Нападающий замахнулся снова. Игорь ударил его по ноге. Ребро подошвы ботинка пришлось аккурат на берцовую кость. Противник взвыл и присел от боли. Игорь прыжком вскочил на ноги.
Первый уже оклемался и ползком выбирался на тропинку. Удар ногой с разворота снова свалил его в сугроб.
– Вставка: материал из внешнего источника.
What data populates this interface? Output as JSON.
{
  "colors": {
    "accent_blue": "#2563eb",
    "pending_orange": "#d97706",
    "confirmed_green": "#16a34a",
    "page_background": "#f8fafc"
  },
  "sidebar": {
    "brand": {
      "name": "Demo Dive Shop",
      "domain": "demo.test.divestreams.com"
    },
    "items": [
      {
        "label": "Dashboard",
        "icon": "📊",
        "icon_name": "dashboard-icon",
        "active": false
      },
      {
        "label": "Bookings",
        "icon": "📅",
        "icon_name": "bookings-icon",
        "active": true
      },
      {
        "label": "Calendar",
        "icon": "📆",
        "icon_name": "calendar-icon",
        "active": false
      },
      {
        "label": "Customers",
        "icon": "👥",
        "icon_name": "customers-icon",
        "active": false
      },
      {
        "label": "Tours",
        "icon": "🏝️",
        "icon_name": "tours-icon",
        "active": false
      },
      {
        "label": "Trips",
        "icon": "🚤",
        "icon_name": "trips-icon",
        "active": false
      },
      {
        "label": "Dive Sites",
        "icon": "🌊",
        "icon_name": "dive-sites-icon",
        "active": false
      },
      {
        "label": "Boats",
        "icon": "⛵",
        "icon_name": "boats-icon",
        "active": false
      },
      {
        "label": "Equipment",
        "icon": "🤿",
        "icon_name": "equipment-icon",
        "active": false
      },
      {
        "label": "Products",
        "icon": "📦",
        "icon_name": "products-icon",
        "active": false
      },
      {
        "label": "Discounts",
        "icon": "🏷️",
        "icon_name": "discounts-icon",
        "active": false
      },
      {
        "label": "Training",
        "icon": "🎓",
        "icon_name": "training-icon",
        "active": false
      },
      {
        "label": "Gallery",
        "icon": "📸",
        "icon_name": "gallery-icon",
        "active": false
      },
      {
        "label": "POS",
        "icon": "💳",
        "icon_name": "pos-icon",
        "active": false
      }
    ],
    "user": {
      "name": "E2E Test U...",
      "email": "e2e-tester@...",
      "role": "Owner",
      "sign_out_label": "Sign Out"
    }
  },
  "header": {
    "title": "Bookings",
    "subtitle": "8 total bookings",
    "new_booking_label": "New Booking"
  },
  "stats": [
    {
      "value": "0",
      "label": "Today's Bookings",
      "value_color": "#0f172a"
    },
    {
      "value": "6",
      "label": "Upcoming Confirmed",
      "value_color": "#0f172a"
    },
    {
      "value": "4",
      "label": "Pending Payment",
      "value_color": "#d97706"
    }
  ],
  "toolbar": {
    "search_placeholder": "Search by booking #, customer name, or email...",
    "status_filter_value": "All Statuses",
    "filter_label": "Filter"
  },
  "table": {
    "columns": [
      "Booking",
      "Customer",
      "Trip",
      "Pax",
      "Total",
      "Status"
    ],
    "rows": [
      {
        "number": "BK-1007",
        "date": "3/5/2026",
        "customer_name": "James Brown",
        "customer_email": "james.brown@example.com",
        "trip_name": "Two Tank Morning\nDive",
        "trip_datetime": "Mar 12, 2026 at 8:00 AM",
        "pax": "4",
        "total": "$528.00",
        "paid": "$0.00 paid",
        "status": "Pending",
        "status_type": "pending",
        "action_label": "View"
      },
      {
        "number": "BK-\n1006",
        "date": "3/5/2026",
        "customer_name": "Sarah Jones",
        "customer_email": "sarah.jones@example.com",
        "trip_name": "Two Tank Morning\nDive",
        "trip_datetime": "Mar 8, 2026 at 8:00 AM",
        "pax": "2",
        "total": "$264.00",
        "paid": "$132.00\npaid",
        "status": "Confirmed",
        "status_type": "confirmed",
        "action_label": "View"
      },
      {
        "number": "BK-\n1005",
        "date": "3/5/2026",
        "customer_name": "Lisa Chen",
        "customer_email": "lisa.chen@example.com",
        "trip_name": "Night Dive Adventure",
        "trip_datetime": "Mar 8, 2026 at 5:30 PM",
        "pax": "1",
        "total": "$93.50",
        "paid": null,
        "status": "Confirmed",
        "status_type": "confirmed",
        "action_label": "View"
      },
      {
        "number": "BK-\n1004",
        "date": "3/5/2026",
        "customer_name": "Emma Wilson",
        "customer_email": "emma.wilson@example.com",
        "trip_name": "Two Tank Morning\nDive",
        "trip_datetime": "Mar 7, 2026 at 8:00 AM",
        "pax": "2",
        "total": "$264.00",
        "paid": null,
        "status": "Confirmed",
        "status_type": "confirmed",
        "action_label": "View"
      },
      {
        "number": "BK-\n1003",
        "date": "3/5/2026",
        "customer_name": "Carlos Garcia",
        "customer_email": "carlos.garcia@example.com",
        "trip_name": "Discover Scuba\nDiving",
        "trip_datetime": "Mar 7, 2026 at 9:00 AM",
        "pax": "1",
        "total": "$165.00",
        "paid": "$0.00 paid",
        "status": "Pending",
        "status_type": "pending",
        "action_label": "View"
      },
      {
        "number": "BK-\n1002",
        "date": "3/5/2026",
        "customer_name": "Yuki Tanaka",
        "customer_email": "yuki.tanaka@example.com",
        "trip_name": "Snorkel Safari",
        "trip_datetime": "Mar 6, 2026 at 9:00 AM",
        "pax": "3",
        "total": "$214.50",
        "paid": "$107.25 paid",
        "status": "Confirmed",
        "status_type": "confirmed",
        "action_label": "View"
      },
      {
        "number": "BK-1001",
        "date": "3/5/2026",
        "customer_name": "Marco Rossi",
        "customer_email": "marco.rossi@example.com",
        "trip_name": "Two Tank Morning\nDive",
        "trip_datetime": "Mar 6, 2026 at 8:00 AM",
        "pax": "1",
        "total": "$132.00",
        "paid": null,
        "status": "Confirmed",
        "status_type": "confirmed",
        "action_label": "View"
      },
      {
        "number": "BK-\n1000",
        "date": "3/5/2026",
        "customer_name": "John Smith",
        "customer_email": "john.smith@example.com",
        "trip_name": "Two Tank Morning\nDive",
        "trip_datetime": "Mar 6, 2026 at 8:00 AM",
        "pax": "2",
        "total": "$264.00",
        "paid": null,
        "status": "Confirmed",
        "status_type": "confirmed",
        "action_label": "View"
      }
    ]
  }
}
– Пусти, пусти, дай мне его,- зашептал задний.- Отойди!
– Отлезь,- прошипел второй,- ща я его сам достану. Ну, сука… Молись…
Раздался щелчок раскрывшегося ножа. Серебристое лезвие заблестело в лунном свете, перескакивая из одной ладони нападающего в другую. Бандит приближался, ощерившись по-волчьи. Лица его было не разглядеть, только золотые коронки сверкали в темноте, да на шапке фосфоресцировала надпись «sport». Игорь вдруг вспомнил, что золотозубый в такой же шапке ехал с ним в автобусе от самого донорского центра.
Игорь промокнул рукавом разбитую губу и принялся потихоньку отступать, оценивая ситуацию. И тут в тылу противника послышались торопливые шаги.
– Атас!- прошипел задний.- Спалимся!
– Не свисти,- цыкнул тот, что с ножом.- Разберись лучше с тем. Этого я сам урою.
Задний развернулся и тотчас болезненно всхлипнул: неизвестный сходу нанес ему рубящий удар в горло. Бандит, захрипев, повалился на карачки.